Sam Varghese
Thursday, 29 January 2009 04:45
Opinion and Analysis
Page 4 of 5
iTWire: What kind of a role do you have at Sun?
Monty: Currently I'm between jobs, so my only real responsibility just now is to work on the Maria storage engine. That is... trying to design a transactional storage engine that can function as the default non-transactional and the default transactional storage engine for MySQL. So that when you download something, normal MySQL version, by default, it will work for 80 percent of the people. That's quite an important project, it has got some of the best MySQL developers, and we have been doing that for some time.
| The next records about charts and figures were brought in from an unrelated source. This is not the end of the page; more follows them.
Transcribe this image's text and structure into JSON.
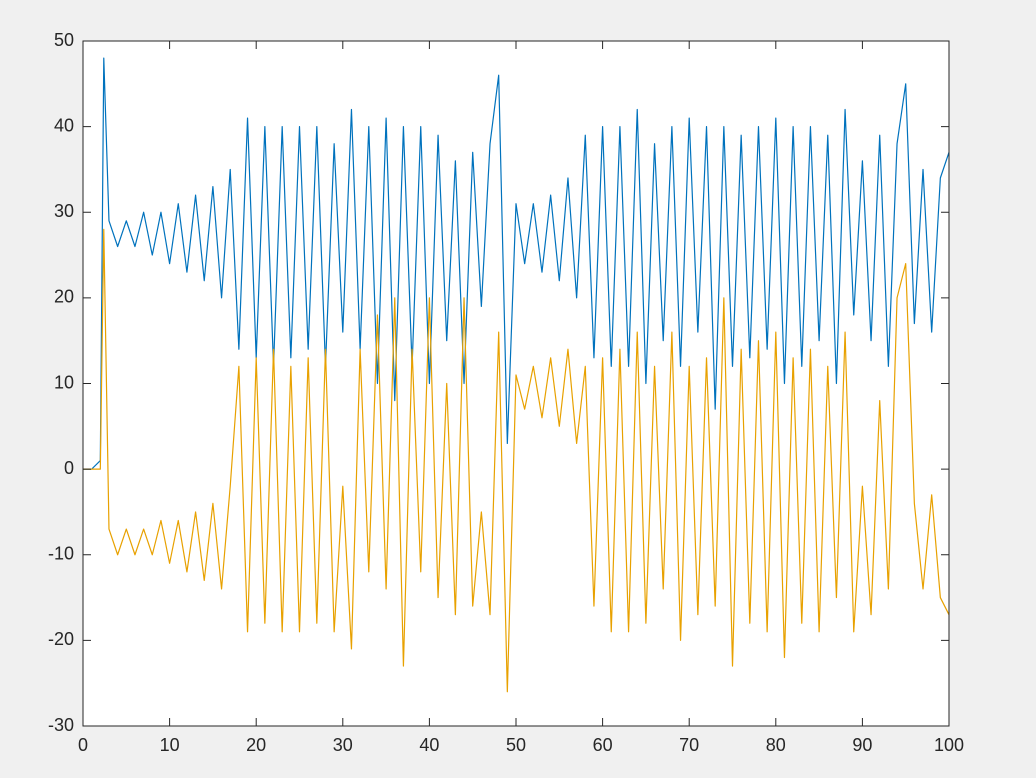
{
  "chart_data": {
    "type": "line",
    "x": [
      0,
      1,
      2,
      2.4,
      3,
      4,
      5,
      6,
      7,
      8,
      9,
      10,
      11,
      12,
      13,
      14,
      15,
      16,
      17,
      18,
      19,
      20,
      21,
      22,
      23,
      24,
      25,
      26,
      27,
      28,
      29,
      30,
      31,
      32,
      33,
      34,
      35,
      36,
      37,
      38,
      39,
      40,
      41,
      42,
      43,
      44,
      45,
      46,
      47,
      48,
      49,
      50,
      51,
      52,
      53,
      54,
      55,
      56,
      57,
      58,
      59,
      60,
      61,
      62,
      63,
      64,
      65,
      66,
      67,
      68,
      69,
      70,
      71,
      72,
      73,
      74,
      75,
      76,
      77,
      78,
      79,
      80,
      81,
      82,
      83,
      84,
      85,
      86,
      87,
      88,
      89,
      90,
      91,
      92,
      93,
      94,
      95,
      96,
      97,
      98,
      99,
      100
    ],
    "series": [
      {
        "color": "#0072bd",
        "values": [
          0,
          0,
          1,
          48,
          29,
          26,
          29,
          26,
          30,
          25,
          30,
          24,
          31,
          23,
          32,
          22,
          33,
          20,
          35,
          14,
          41,
          13,
          40,
          12,
          40,
          13,
          40,
          14,
          40,
          12,
          38,
          16,
          42,
          14,
          40,
          10,
          41,
          8,
          40,
          12,
          40,
          10,
          39,
          15,
          36,
          10,
          37,
          19,
          38,
          46,
          3,
          31,
          24,
          31,
          23,
          32,
          22,
          34,
          20,
          39,
          13,
          40,
          12,
          40,
          12,
          42,
          10,
          38,
          15,
          40,
          12,
          41,
          16,
          40,
          7,
          40,
          12,
          39,
          13,
          40,
          14,
          41,
          10,
          40,
          12,
          40,
          15,
          39,
          10,
          42,
          18,
          36,
          15,
          39,
          12,
          38,
          45,
          17,
          35,
          16,
          34,
          37
        ]
      },
      {
        "color": "#e8a100",
        "values": [
          0,
          0,
          0,
          28,
          -7,
          -10,
          -7,
          -10,
          -7,
          -10,
          -6,
          -11,
          -6,
          -12,
          -5,
          -13,
          -4,
          -14,
          -2,
          12,
          -19,
          13,
          -18,
          14,
          -19,
          12,
          -19,
          13,
          -18,
          14,
          -19,
          -2,
          -21,
          14,
          -12,
          18,
          -14,
          20,
          -23,
          14,
          -12,
          20,
          -15,
          10,
          -17,
          20,
          -16,
          -5,
          -17,
          16,
          -26,
          11,
          7,
          12,
          6,
          13,
          5,
          14,
          3,
          12,
          -16,
          13,
          -19,
          14,
          -19,
          16,
          -18,
          12,
          -14,
          16,
          -20,
          12,
          -17,
          13,
          -16,
          20,
          -23,
          14,
          -18,
          15,
          -19,
          16,
          -22,
          13,
          -18,
          14,
          -19,
          12,
          -15,
          16,
          -19,
          -2,
          -17,
          8,
          -14,
          20,
          24,
          -4,
          -14,
          -3,
          -15,
          -17
        ]
      }
    ],
    "xlim": [
      0,
      100
    ],
    "xticks": [
      0,
      10,
      20,
      30,
      40,
      50,
      60,
      70,
      80,
      90,
      100
    ],
    "ylim": [
      -30,
      50
    ],
    "yticks": [
      -30,
      -20,
      -10,
      0,
      10,
      20,
      30,
      40,
      50
    ]
  }
}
I'm also trying to help Sun understand the problem with the MySQL development model, because they thought that when they bought us, everything would be perfect. We had some things that were really, really good, but there were also some things, especially the development model, that is pretty horrible. It has taken Sun a long time to realise that. But we have clear indications that they are going to fix it. I would like to see a model more like PostgreSQL, where the external community is much bigger, and contributing more code than we do ourselves. And that's what I would like to see happen.
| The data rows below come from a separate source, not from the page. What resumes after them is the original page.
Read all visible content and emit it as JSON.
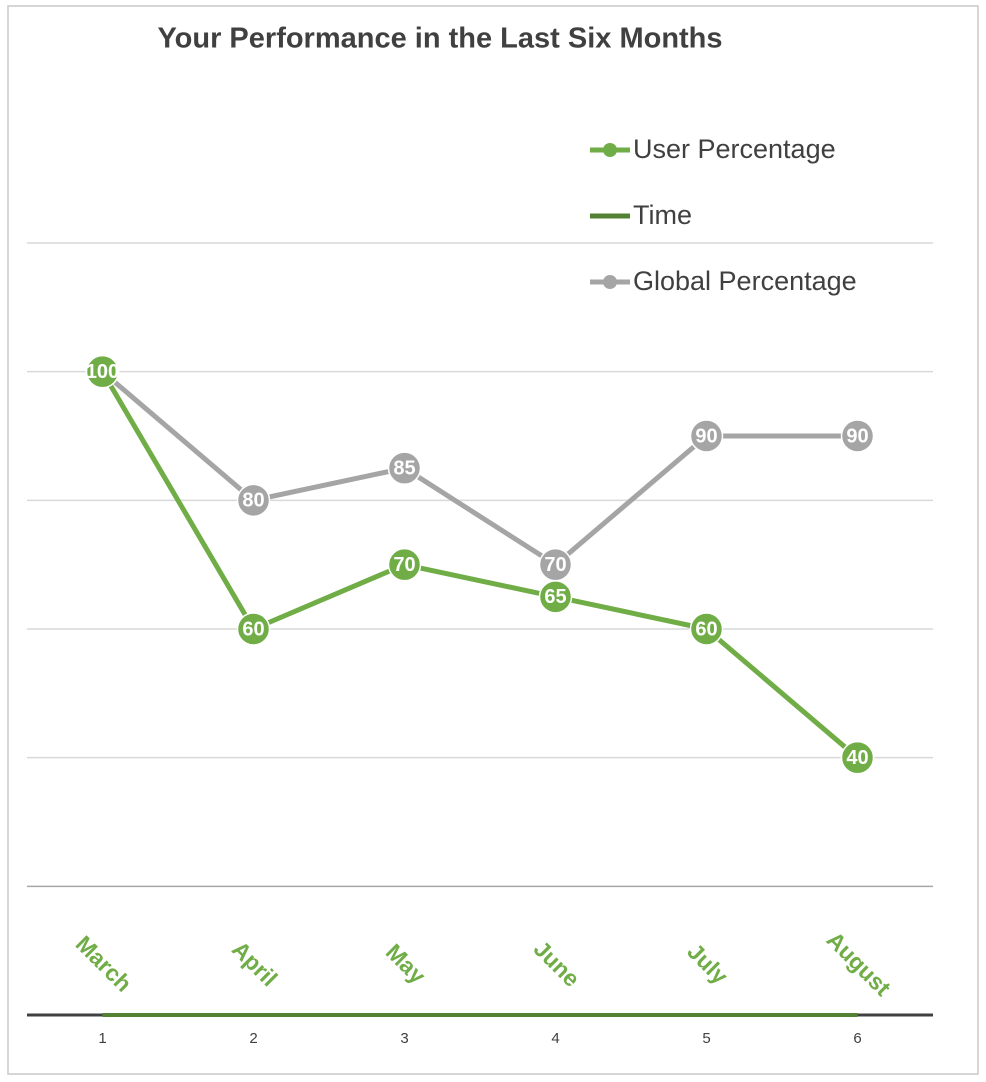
{
  "chart_data": {
    "type": "line",
    "title": "Your Performance in the Last Six Months",
    "x": [
      1,
      2,
      3,
      4,
      5,
      6
    ],
    "xlim": [
      0.5,
      6.5
    ],
    "xticks": [
      1,
      2,
      3,
      4,
      5,
      6
    ],
    "ylim": [
      0,
      120
    ],
    "yticks": [
      0,
      20,
      40,
      60,
      80,
      100,
      120
    ],
    "grid": true,
    "legend": "top-right",
    "series": [
      {
        "name": "User Percentage",
        "color": "#70ad47",
        "markers": true,
        "values": [
          100,
          60,
          70,
          65,
          60,
          40
        ]
      },
      {
        "name": "Time",
        "color": "#548235",
        "markers": false,
        "values": [
          0,
          0,
          0,
          0,
          0,
          0
        ],
        "data_labels": [
          "March",
          "April",
          "May",
          "June",
          "July",
          "August"
        ]
      },
      {
        "name": "Global Percentage",
        "color": "#a5a5a5",
        "markers": true,
        "values": [
          100,
          80,
          85,
          70,
          90,
          90
        ]
      }
    ]
  }
}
iTWire: Despite all the problems that you've told me about, MySQL is still the most popular open source database, isn't it?
Monty: Because we had good foundations, and what we have done is that instead of using a big community to help us, instead we have to hire hundreds of engineers that would do the work, when we could do it much smarter and better. Basically we have just wasted money, for something that you could do in a more efficient manner.
iTWire: Why do you feel that came about?
Monty: That came about because of the rush of the MySQL managers to go public. They wanted to ensure that when we went public, during the first half year, you need to generate a lot of profit. Because by showing things when you go public, and generating profit, you can get good valuation for your stock. What I was afraid of in going public was that we would then have to have commercial modules and basically go back to a closed environment, even more than before.
That was why I was so happy with Sun buying us - because that basically would ensure a change from the wrong path which we have been going on, just making profit and not thinking about long-term solutions. Sun is thinking long-term.
iTWire: Do you have an objection to somebody selling MySQL as an open source package and adding proprietary modules?
Monty: I don't mind if a partner does that. But I believe that what we produce should be something that will fulfill all the requirements of normal people. Because we live by spreading MySQL. If we have a commercial model for something critical like back-up - that was tried, everybody needs back-up - that means that to be able to use the product, you need to have a commercial licence.
That means that all the benefits of open source disappear. You have a lock-in to one proprietary organisation. You can't make changes yourself because you don't have this one package. If something happens to the distributor, you can't use the product anymore. For me, if you have one critical closed source module, the code is not open source and cannot be used by anyone as open source. You need to treat it as a commercial program, a commercial closed source program.